Jedoch, eins bleibt so, wie es ist: The Special One gibt’s beim Rivalen zu bewundern. Inter hat mit Mourinho einfach die dickeren Eier. Quasi.

Was nicht fehlt (diese Rubrik hab ich von der „taz“ geklaut – ohne zu fragen): Der schnellste (offizielle) Hattrick in der Vereinsgeschichte Barcas. Letzten Sonnabend erzielte Samuel Eto’o innerhalb von 19 Minuten drei Treffer beim 5:0 gegen UD Almeria.
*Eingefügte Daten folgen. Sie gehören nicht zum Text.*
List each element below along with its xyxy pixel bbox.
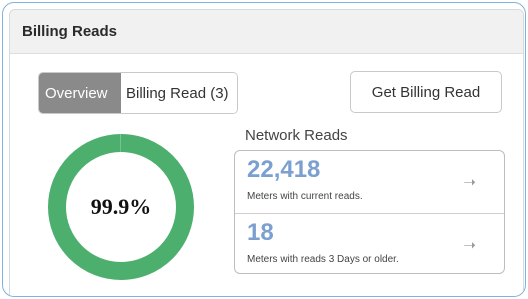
network-reads-box: 22,418 Meters with current reads. ➝ 18 M… [234, 150, 505, 274]
old-reads-row[interactable]: 18 Meters with reads 3 Days or older. ➝ [235, 213, 504, 273]
old-reads-description: Meters with reads 3 Days or older. [247, 254, 399, 265]
panel-title: Billing Reads [22, 23, 118, 40]
window-frame: Billing Reads Overview Billing Read (3) … [2, 2, 526, 297]
donut-percentage: 99.9% [90, 194, 152, 219]
network-reads-title: Network Reads [245, 127, 348, 144]
panel-header: Billing Reads [10, 10, 523, 54]
arrow-right-icon[interactable]: ➝ [463, 236, 476, 254]
current-reads-description: Meters with current reads. [247, 191, 363, 202]
get-billing-read-button[interactable]: Get Billing Read [350, 71, 502, 113]
billing-reads-panel: Billing Reads Overview Billing Read (3) … [9, 9, 524, 296]
arrow-right-icon[interactable]: ➝ [463, 173, 476, 191]
current-reads-row[interactable]: 22,418 Meters with current reads. ➝ [235, 151, 504, 213]
view-toggle: Overview Billing Read (3) [38, 72, 238, 114]
overview-tab[interactable]: Overview [39, 73, 121, 113]
billing-read-tab[interactable]: Billing Read (3) [121, 73, 237, 113]
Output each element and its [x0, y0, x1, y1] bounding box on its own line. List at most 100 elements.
Geschwindigkeitsforscher Paul Virilio hat sich seine wissenschaftliche Freude daran.

Freitag, 10. Oktober 2008

Der Südligenbericht von Catherine Zeta-Bohlen

Beim Zusammenhang zwischen Nobel-Prize und Fußball scheint es noch offene Fragen zu geben

Vor kurzem: Also da gewinnt Barca gegen Atletico Madrid so unglaublich rasant, dass ich fast beim Mitzählen der Tore durcheinander kam, weil ich mich grad aufs Zählen der Kurzpässe konzentrierte, da wurde mir klar: Also, wenn’s so läuft, dann kriegt dieses Jahr Cormac McCarthy den Nobel-Prize für Literatur, muss so sein, allein auf Grund des Messi-Tores, als er denn Ball bei einem Freistoß einfach aufs Tor zwirbelte, während Atleticos Neu-Keeper Coupet noch seine Mauer ordnete aber der Ball schon vom Schiri freigegeben war – McCarthy, keine Frage. Man muss die Zeichen zu deuten wissen. (Da ja außerdem am gleichen Wochenende Ibrahimovic dieses sensationelle Tor mit der Hacke erzielte, nicht wahr.) Allein weil dieser Herr Professor Dingsbums von dieser schwedischen Akademie, die die Nobelpreise vergibt, so finster antiamerikanisch vom Leder gezogen hatte … allein schon deswegen. Aber dann brach sich Robert Enke im Training die Hand, bzw. einen Knochen da drin, und ich dachte (genau, jeder kommt da drauf … Enke war ja mal bei Barca Torhüter, versteht ihr, verstehen Sie?), nee, dann doch wer anders. Schade, schade, aber wenigstens wird’s dann wohl der Javier Marías machen, das Rennen um den Nobel-Prize. Doch dann fiel mir ein: Javier Marías, Spanier, Spanien, EM-Titel – da wurde dieses Jahr schon genug gewonnen … Hat also alles nicht so hingehauen und nun müssen wir alle mehr (noch mehr) lesen, um die Zeichen der Zeit nie wieder falsch zu deuten.